Minutes from the Fed’s March meeting will be released later today, and they will be looked at for clues about how policymakers think about the conflict and recent data that show the world’s largest economy is still strong for now.
All three major Wall Street indexes closed in the red, with the Nasdaq down more than 2% due to the increased vulnerability of technology corporations to rising interest rates.
And the selling spread to Asia, where Hong Kong, Shanghai, and Taipei all fell after a break.
Tokyo, Sydney, Seoul, Singapore, Manila, Jakarta, and Wellington all saw their populations decline.
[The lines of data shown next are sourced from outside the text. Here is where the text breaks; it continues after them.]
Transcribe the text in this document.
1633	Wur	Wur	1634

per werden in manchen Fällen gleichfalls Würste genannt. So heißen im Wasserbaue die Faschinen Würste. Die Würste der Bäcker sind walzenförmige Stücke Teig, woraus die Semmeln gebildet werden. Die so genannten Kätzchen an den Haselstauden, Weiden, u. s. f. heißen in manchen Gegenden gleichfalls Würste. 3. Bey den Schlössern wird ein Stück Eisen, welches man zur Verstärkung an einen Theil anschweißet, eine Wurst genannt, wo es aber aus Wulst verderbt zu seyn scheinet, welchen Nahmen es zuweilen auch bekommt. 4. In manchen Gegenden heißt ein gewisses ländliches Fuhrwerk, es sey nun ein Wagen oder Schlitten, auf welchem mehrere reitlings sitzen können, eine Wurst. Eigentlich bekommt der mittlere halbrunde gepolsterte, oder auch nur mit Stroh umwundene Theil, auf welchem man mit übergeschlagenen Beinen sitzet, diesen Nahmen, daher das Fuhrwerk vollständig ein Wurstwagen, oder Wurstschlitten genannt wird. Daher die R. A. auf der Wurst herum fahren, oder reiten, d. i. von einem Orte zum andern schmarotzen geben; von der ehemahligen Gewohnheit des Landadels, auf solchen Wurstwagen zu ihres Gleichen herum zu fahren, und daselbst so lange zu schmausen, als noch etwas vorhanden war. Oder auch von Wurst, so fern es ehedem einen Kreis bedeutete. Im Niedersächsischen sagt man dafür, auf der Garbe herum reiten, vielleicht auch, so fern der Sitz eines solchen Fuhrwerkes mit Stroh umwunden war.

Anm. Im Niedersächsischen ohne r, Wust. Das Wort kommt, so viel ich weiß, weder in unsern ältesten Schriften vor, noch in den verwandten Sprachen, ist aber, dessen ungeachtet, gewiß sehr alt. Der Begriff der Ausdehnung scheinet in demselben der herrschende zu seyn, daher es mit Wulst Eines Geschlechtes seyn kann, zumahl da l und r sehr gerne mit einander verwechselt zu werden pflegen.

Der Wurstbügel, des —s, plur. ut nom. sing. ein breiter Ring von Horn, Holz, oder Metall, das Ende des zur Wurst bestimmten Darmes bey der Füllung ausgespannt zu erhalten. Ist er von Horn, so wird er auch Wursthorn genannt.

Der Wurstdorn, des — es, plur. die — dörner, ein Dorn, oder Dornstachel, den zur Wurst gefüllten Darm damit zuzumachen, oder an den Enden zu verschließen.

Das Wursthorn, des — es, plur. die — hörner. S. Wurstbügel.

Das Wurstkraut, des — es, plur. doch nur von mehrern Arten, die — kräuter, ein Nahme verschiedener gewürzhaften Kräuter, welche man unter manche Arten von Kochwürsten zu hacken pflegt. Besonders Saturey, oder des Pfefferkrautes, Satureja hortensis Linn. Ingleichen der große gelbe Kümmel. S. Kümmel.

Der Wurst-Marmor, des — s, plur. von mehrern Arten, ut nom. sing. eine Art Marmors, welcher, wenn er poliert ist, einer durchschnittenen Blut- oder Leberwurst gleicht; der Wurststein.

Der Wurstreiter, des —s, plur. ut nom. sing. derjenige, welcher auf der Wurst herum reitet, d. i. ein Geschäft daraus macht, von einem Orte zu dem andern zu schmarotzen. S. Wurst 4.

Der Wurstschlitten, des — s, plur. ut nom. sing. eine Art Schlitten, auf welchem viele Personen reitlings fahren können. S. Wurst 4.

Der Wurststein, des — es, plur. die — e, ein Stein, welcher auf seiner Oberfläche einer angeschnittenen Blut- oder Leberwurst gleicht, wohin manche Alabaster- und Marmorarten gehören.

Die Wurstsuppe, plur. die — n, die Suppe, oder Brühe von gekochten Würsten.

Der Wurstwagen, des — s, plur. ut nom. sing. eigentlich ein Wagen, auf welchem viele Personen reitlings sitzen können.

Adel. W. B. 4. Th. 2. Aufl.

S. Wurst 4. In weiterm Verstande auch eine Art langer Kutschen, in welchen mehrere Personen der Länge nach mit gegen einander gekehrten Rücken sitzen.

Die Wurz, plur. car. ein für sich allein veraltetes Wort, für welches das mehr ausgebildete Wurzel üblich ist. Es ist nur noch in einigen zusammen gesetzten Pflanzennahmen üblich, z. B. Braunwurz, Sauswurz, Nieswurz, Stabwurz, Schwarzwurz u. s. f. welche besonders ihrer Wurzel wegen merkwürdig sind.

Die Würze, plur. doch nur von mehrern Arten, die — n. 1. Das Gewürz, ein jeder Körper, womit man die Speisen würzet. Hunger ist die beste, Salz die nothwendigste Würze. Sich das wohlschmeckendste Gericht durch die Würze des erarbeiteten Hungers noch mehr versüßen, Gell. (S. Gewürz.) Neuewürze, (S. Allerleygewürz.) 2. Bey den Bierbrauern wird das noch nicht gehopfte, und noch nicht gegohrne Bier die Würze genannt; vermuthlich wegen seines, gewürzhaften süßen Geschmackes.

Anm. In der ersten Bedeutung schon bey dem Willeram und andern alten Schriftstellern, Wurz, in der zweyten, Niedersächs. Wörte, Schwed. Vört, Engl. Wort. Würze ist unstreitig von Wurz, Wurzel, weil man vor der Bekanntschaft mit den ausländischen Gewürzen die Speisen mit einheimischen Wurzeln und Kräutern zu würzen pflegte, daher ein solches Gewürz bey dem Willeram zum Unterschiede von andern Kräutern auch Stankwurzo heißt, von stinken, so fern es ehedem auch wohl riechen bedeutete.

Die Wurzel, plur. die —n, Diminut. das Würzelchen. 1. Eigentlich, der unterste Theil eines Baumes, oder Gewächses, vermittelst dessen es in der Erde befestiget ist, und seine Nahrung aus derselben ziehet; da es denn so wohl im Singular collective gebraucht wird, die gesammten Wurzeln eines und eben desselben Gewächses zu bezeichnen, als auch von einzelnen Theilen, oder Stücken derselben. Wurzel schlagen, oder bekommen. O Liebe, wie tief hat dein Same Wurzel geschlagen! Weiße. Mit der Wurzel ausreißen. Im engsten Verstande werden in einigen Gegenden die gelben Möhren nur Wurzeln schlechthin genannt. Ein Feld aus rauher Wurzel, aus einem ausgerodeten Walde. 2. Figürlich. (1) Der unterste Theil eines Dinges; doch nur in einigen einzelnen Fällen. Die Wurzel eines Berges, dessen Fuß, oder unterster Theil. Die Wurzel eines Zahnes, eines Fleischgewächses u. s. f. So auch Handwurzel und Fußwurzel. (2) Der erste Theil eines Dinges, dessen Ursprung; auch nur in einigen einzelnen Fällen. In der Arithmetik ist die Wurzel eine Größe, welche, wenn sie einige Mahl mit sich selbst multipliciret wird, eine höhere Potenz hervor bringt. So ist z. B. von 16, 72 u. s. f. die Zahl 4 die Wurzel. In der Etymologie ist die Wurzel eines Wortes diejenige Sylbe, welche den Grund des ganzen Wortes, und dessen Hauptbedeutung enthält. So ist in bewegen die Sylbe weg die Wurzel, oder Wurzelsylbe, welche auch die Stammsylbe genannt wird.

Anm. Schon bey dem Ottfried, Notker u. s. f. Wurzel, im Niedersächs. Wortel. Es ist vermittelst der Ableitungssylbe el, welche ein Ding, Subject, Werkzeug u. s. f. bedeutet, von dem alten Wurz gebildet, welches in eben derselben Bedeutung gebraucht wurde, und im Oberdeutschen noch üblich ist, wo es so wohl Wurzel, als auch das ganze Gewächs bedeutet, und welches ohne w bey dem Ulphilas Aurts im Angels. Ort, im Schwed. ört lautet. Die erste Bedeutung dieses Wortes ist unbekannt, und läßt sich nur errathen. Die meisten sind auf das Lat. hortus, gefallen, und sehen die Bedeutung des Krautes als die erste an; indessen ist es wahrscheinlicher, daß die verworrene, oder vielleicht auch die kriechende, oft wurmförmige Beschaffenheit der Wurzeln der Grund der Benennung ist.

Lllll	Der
As air pockets become more accessible, “No one wants to go on the other side,” Innes said.
Tuesday, both of the major futures markets fell because of the European Union’s decision not to include Russian oil in a new round of sanctions. This continued the early Asian losses.
Following the lead of the U.S. and Britain, the bloc isn’t putting an embargoon on Russia’s oil, but it wants to target the country’s coal and shipping, too.
The higher dollar, which surged in response to Brainard’s remarks, adds to the downward pressure on petroleum. Because oil is priced in dollars, it is more costly for customers who pay in other currencies.
Washington, Brussels, and the G7 might put a blanket ban on new investments in Russia on Wednesday. The US Treasury says that Washington has stopped Russia from paying its debts with cash held by American institutions.
Meanwhile, the Asian Development Bank cut its growth prediction for emerging Asia for 2022, citing “growing” pricing pressures induced by Russia’s invasion of Ukraine as a reason for the cut.